The research regarding alone time is robust and plentiful. Studies show the ability to have alone time has been linked to increased happiness, better life satisfaction and improved stress management. People who enjoy alone time experience less depression, frustration and anger. The busier one is the more one benefits from alone time. Being alone allows me to think, recharge, rest my brain, focus and be quiet. It allows me to feel the rhythm of my breath and the condition of my heart. When there is silence and solitude, I feel the presence of God and I am right with the universe.

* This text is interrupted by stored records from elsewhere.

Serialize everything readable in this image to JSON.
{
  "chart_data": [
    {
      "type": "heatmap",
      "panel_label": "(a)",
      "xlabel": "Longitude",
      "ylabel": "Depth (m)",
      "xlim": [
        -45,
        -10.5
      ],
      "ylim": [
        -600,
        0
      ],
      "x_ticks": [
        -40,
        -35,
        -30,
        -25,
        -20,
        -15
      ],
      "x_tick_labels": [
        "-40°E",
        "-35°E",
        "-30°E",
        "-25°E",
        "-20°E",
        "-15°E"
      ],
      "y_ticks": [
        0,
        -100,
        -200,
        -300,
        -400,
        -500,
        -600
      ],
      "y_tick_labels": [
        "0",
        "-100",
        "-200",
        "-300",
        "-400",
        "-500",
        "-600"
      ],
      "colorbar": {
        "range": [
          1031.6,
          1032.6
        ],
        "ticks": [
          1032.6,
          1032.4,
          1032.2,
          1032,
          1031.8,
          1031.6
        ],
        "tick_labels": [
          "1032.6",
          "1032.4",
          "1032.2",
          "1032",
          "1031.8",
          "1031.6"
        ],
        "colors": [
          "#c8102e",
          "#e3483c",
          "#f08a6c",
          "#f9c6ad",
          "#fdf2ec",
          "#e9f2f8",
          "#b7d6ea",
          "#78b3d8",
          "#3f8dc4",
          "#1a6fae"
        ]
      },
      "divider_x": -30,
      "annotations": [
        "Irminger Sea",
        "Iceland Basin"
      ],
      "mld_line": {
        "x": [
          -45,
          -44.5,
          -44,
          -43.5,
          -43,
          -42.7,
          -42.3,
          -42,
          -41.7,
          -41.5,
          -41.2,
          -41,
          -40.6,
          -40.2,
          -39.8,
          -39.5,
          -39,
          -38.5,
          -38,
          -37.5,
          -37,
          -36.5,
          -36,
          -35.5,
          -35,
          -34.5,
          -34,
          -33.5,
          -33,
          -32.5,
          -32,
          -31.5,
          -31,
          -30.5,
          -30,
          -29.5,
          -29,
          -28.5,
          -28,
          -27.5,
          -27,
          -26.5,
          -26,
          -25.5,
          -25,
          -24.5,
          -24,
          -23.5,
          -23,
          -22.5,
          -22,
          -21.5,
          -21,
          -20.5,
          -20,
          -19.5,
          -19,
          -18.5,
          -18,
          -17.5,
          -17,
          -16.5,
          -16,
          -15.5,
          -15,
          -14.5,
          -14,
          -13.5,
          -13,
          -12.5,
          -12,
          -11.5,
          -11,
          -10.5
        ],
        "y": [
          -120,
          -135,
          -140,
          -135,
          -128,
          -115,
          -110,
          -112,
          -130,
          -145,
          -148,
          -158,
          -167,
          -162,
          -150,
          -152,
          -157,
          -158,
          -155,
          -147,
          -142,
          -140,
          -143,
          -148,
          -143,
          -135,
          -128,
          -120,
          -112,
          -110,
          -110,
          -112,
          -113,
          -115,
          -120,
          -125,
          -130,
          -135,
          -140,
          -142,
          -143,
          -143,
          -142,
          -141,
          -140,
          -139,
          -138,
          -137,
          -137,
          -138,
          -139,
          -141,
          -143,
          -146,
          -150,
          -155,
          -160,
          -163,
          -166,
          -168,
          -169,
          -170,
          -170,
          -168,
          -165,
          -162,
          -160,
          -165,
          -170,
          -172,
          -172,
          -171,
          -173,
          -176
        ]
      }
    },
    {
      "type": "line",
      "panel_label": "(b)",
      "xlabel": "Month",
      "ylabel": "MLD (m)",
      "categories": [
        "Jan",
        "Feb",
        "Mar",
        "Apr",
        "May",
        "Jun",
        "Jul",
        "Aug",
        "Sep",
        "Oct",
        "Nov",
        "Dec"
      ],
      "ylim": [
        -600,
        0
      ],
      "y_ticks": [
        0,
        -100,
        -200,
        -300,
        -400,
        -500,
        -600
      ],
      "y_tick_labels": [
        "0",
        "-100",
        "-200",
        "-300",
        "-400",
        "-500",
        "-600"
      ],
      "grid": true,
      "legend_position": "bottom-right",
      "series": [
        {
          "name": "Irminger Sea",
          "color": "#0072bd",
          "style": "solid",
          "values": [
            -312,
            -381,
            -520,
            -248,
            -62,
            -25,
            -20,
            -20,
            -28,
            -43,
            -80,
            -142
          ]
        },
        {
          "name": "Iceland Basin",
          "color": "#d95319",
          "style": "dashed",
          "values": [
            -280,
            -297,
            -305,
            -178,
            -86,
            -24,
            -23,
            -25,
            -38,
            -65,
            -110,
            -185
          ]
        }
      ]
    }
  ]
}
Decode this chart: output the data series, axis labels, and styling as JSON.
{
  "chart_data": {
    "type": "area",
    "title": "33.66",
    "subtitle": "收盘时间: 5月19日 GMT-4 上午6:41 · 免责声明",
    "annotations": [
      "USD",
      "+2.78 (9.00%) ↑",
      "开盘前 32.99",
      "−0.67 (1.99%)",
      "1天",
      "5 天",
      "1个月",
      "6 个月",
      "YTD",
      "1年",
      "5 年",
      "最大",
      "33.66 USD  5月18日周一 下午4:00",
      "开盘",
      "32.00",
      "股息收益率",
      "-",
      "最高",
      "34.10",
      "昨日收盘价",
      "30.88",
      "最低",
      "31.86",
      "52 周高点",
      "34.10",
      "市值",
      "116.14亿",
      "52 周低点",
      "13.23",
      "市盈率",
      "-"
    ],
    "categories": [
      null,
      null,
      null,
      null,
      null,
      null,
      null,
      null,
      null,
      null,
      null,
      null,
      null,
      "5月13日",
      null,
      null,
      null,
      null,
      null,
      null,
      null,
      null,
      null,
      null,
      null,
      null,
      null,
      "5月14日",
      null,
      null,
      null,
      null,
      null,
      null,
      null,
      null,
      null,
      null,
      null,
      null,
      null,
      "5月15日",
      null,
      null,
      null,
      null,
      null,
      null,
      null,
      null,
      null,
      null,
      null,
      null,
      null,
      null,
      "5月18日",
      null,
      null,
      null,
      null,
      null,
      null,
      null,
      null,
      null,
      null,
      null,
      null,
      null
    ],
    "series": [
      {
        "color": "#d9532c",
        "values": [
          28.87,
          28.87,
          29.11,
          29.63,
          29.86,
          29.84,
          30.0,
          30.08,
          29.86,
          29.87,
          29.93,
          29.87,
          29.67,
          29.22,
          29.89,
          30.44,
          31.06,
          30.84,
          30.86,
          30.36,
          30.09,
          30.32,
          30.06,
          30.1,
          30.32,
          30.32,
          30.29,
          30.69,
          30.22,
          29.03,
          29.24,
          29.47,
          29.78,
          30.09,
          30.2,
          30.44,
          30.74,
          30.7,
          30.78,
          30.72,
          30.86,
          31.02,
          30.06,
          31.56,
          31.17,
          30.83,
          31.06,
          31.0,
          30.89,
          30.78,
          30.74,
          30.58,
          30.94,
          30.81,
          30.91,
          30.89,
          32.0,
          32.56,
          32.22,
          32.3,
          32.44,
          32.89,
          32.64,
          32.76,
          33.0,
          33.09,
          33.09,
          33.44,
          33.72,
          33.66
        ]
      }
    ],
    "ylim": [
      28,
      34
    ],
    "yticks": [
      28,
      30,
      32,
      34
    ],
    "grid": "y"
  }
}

Spending time alone gives me a chance to ponder my purpose and my passions, my gifts and talents. In a quiet space, I have the opportunity for clarity and focus, thinking about goals, my progress, opportunities, planning and changes I might need to make in my life or my business. It allows me to be thankful and full of gratitude for all that I have. I think about my accomplishments and how much I love, adore and cherish my children and grandchildren.
A quiet place allows me to reboot my brain and unwind. Most of the time being around a lot of people gives me energy, but too much of that, without a break of solitude, drains my soul and makes me cranky. Constantly being “on” does not allow me to refresh and replenish. By having no distractions, I have the chance to clear my mind to the point that I do not even know what I am thinking. Being alone actually allows me to be stronger, more creative and productive.
So how do I make time to be alone when I have no time? I become fiercely intentional about alone time. I become a private eye seeking a space and a time for solitude. I get up early and sit in the dark with my coffee, I go for a walk, shut my door, stay up late and just take in the silence of the night. Maybe I will ask for what I need, take care of myself and declare I need to be alone.